The agency cut the rating of Evergrande to C from CC over non-payment of $300 billion debt, ratings also applied to its subsidiaries Hengda Real Estate Group and Tianji Holding

NEW YORK: Fitch Ratings downgraded Evergrande, China’s second largest property developer and its subsidiaries, as the world’s most indebted real estate group missed an interest payment and entered a 30-day grace period after which it will be declared a defaulter.

The agency cut the rating of Evergrande – which has debt totaling more than $300 billion – to C from CC. The long-term foreign-currency issuer default ratings were also applied to Evergrande’s subsidiaries, Hengda Real Estate Group and Tianji Holding, Fitch said.

Earlier this month, S&P downgraded Evergrande’s ratings, along with Hengda and Tianji, to CC from CCC.

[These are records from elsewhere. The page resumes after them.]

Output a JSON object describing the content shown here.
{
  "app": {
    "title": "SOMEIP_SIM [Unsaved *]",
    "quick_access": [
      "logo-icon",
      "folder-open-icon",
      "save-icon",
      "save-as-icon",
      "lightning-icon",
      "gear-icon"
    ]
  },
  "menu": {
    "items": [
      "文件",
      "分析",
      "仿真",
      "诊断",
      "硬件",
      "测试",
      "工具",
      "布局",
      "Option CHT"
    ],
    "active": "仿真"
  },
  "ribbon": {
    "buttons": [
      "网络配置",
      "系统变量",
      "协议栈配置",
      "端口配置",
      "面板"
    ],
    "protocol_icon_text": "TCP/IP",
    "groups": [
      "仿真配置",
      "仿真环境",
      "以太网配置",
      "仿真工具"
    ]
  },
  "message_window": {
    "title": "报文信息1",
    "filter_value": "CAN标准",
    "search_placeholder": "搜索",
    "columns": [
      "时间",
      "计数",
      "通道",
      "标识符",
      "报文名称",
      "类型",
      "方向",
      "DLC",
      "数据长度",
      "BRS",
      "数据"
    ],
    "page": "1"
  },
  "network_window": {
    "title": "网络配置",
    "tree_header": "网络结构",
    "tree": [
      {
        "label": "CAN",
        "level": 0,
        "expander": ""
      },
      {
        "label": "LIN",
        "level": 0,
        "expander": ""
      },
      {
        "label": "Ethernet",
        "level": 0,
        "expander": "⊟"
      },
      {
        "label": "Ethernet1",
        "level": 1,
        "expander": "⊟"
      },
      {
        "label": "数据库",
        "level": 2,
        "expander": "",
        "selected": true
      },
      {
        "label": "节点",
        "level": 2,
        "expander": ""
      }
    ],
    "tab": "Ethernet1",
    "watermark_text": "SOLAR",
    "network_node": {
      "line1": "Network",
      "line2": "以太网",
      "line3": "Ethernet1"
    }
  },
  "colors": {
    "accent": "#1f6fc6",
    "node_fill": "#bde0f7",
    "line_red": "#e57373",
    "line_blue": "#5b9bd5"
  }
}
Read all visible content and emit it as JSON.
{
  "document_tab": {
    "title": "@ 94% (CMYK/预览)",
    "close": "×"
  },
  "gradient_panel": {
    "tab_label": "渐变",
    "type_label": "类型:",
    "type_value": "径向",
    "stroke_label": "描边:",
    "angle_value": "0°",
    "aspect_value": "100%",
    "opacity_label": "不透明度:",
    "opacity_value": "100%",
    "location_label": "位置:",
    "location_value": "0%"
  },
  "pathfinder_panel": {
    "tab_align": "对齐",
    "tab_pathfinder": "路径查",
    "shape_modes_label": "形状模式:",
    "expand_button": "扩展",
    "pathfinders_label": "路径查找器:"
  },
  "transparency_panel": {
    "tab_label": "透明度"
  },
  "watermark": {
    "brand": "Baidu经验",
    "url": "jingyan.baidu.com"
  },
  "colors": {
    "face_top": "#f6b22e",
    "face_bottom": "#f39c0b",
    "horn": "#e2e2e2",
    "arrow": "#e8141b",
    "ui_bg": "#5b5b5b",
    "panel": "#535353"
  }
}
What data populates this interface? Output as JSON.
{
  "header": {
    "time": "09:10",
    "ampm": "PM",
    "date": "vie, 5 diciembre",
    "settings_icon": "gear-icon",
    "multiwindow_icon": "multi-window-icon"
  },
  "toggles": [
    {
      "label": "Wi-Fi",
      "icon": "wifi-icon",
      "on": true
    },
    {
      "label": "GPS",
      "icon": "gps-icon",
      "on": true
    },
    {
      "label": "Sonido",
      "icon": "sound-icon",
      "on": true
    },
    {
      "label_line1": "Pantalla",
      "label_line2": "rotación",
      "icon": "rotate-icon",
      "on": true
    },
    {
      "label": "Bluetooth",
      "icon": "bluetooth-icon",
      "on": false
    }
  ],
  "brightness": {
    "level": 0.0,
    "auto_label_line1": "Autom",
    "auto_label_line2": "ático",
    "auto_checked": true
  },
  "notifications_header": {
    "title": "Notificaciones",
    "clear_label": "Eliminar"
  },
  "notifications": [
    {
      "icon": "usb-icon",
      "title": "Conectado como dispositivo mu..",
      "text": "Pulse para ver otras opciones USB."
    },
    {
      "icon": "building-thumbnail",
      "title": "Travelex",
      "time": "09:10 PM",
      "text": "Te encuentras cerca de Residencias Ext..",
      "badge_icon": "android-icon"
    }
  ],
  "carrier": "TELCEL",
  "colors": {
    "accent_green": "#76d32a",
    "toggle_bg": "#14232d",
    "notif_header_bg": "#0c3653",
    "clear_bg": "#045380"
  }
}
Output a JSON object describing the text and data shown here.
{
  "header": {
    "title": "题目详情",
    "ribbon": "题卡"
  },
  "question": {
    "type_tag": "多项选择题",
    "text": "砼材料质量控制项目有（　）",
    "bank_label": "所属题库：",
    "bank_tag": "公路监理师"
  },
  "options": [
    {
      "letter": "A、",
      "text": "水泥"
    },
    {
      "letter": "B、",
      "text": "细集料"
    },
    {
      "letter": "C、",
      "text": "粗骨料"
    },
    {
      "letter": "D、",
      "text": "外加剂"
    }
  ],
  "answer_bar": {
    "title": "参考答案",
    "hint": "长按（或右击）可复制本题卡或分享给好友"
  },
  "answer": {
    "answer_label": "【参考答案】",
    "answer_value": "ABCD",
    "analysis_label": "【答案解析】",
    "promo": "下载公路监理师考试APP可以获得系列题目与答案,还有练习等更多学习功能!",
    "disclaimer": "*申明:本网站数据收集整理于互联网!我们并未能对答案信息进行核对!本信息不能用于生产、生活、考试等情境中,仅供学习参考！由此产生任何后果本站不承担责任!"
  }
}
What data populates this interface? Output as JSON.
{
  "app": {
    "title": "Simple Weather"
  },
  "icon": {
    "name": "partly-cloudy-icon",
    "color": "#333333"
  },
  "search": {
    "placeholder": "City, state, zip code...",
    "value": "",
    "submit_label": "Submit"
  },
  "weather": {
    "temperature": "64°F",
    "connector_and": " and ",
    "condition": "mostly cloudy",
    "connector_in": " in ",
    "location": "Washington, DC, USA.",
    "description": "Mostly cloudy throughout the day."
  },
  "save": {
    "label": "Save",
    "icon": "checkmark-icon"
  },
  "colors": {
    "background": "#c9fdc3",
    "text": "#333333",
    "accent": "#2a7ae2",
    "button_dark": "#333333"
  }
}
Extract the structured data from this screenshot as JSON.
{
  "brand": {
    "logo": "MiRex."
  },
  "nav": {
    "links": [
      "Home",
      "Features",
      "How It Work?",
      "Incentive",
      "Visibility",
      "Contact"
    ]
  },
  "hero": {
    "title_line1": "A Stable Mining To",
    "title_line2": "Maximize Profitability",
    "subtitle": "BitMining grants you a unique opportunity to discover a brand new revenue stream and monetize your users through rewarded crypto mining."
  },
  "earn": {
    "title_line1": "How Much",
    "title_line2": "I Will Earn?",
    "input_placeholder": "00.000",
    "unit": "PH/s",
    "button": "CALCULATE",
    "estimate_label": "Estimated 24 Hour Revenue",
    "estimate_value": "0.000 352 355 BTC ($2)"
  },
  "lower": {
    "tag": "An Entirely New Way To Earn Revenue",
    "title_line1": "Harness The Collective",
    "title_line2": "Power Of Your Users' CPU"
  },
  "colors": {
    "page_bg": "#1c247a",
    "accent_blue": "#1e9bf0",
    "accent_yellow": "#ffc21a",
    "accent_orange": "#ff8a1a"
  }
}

“The downgrades reflect that Evergrande is likely to have missed interest payment on its senior unsecured notes and entered the consequent 30-day grace period before non-payment constitutes an event of default,” Fitch said.

“Neither the company nor the trustee has made an announcement about the coupon payment due on September 23 for Evergrande’s $2.02bn of 8.25 per cent bonds. In addition, Fitch has not obtained confirmation that the coupon payment has been made. As such, it is assumed that the company has entered the 30-day grace period for interest non-payment before an event of default is triggered.”

Evergrande, whose share price as of Wednesday’s trading session is down 78 percent since the start of the year, will probably be liquidated in a bankruptcy, according to Fitch’s analysis. “Both Hengda and Evergrande would go into bankruptcy if Evergrande defaults,” Fitch said.

The company hired financial advisers, highlighting a probable debt restructuring that would be viewed as a default if it went ahead, according to S&P. Banks, home buyers, investors, bondholders, suppliers and contractors are among those affected by Evergrande’s default risk.

Shenzhen-based Evergrande owns more than 1,300 projects in 280 or more cities in China, according to its website. Its Hong Kong-listed property services arm has about 2,800 projects in more than 310 cities in China. The company also has businesses in electric vehicles, finance, healthcare and cultural tourism.

Markets retreated over the past month on concerns over a contagion from the company’s debt crisis, prompting some analysts to draw comparisons between Evergrande and Lehman Brothers, which collapsed in the 2008-2009 global financial crisis.

However, other industry analysts have said the risk of a spillover is limited because the company’s debt is entirely held by Chinese investors and institutions, with any impact largely resulting in a drag on the growth of China’s economy.